Why is this the case?
Simply put, the earth can no longer tolerate the burning of fossil fuels in accordance with the trajectory desired by oil, coal, and gas companies.
In order to limit global temperature rise to 2°C and prevent irreversible climate change, it is estimated that between two-thirds and four-fifths of fossil fuels need to remain in the ground. However, oil, coal, and gas companies are continuing their extractive work, and still prospecting for more. The Guardian’s ‘Keep it in the ground’ campaign video highlights this fact and can be accessed here.
Arguments for and against divestment
There are two primary arguments for divestment.
In the first instance, it is our moral and ethical duty to ensure that we are not going against our social and ecological justice principles by contributing our finances to activities that are directly causing climate change, and thus creating more suffering for the world’s inhabitants.

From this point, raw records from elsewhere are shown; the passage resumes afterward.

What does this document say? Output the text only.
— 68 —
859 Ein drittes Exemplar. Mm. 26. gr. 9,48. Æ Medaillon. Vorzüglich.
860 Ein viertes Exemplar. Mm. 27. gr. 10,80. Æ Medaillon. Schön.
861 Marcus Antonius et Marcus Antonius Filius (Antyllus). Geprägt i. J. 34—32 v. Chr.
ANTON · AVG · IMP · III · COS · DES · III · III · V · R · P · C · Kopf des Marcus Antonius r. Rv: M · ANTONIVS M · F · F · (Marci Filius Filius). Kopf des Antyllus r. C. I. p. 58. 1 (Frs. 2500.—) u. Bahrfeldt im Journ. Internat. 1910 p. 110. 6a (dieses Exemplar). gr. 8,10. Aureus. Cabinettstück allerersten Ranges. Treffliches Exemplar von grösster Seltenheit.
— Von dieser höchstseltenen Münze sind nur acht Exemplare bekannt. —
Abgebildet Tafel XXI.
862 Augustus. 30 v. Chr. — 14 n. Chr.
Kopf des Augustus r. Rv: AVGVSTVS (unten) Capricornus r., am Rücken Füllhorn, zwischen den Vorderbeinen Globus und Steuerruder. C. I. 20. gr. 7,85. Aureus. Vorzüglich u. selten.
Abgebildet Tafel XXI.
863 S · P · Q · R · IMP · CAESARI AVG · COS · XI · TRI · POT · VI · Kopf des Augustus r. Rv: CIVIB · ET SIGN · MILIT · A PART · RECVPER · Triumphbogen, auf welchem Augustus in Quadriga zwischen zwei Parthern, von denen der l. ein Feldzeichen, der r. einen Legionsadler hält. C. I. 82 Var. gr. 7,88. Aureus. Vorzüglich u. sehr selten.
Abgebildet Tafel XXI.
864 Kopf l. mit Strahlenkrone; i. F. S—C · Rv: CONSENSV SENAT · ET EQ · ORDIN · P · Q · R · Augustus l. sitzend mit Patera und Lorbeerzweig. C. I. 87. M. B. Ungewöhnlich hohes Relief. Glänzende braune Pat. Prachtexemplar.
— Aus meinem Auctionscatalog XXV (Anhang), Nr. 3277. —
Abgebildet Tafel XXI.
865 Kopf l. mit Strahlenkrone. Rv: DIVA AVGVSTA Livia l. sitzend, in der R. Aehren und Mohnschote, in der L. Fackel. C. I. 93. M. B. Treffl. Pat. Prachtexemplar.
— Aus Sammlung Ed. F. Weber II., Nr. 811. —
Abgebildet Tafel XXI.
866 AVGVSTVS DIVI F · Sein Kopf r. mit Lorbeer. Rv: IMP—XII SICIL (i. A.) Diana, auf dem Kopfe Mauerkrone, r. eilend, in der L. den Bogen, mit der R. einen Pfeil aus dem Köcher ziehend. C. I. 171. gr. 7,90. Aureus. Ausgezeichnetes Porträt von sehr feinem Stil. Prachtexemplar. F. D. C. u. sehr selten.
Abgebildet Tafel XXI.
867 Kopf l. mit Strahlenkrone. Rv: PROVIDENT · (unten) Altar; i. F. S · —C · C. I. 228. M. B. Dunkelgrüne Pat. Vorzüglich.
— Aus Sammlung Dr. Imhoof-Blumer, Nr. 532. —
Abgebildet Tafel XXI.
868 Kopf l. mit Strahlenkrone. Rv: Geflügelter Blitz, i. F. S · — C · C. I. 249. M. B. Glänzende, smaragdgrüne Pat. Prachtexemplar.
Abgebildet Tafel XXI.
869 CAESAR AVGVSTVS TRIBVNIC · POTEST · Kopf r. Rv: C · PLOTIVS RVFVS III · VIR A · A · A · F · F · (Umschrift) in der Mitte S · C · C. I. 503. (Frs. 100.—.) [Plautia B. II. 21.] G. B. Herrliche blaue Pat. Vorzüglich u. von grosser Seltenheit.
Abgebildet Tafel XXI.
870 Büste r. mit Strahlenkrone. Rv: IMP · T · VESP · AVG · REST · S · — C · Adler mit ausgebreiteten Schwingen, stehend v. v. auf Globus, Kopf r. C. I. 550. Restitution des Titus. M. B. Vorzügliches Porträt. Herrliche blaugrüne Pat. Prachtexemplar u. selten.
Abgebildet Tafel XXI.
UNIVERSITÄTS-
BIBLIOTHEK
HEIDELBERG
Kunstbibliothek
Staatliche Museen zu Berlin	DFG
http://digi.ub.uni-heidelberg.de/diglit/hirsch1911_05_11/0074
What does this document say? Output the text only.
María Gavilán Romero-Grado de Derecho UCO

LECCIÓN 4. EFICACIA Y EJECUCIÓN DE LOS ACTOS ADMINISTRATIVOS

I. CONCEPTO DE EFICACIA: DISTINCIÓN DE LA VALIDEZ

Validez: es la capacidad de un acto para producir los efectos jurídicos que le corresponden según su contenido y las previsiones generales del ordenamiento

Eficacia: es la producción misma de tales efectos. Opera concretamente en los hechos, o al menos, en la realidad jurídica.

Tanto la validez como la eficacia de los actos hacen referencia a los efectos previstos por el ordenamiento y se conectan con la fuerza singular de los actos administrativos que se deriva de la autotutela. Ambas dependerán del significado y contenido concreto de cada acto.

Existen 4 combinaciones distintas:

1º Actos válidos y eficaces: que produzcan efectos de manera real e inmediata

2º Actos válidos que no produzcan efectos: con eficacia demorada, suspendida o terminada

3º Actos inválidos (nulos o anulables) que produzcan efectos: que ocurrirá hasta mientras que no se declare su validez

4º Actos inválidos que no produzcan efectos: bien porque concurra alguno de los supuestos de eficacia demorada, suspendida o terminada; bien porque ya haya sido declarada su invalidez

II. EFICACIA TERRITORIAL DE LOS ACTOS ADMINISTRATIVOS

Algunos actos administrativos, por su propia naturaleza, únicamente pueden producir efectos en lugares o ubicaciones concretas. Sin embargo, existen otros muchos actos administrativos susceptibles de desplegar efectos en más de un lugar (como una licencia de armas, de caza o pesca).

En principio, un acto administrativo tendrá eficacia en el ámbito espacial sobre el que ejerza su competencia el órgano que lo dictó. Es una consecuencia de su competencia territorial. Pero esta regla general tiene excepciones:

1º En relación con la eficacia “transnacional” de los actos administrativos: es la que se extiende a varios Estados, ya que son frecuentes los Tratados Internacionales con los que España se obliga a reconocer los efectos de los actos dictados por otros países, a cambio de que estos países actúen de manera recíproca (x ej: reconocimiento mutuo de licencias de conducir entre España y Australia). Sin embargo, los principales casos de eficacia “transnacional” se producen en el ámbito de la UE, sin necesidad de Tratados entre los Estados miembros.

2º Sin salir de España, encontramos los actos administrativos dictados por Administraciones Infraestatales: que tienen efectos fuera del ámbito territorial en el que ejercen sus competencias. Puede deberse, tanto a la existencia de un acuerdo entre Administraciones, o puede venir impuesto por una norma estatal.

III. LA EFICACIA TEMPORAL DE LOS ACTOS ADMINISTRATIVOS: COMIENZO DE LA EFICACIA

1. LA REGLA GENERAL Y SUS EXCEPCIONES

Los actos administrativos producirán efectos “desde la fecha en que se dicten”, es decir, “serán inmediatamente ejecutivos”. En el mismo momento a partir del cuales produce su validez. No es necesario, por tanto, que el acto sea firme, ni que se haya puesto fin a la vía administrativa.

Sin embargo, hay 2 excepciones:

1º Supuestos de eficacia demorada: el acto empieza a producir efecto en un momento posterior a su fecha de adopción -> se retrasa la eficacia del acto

In the second instance, if international agreements on climate change are met, fossil fuel investments will become worthless. As such, it would be better to invest elsewhere and ideally in activities that promote a fossil fuel free economy and sustainable lifestyle. For more information on ethical investment, please visit: https://justiceinmining.org/ethical-investment/
In the words of Professor Jeffery Sachs, Special Advisor to UN Secretary-General Ban Ki-Moon on the Sustainable Development Goals, “Divestment sends a strong signal to the marketplace: companies need to reorient their strategies towards a low-carbon future that is safe for humanity and all life on the planet. By redirecting capital investments towards climate-safe energy, investors help to push the world towards achievement of the Paris Climate Agreement. [Divestment] by the Catholic orders, and similar actions that are in the works, will inspire pension funds, sovereign wealth funds, universities, and other global investors to follow suit, and thereby add their financial weight to planetary safety, human dignity, and integral and sustainable human development.”
Critics against fossil fuel divestment have voiced a number of arguments ranging from divestment being hypocritical given we still live in fossil-fuel dependent economy, to divestment resulting in reduced investment returns, to divestment reducing the ability for investors to influence fossil fuel companies. The Guardian has addressed these arguments and many more concerns in its article “A Beginner’s Guide to Fossil Fuel Divestment”.
Where do Jesuit Institutions fit in?
This article highlights some of the efforts and commitments made by Jesuit and Catholic institutions in the past few years. We encourage you to use this platform to share your efforts and challenges from which we can all learn and to which we can all lend support.
Boshra Yazahmeidi works for Jesuit Social Services (Australia) and writes on Justice in Mining issues.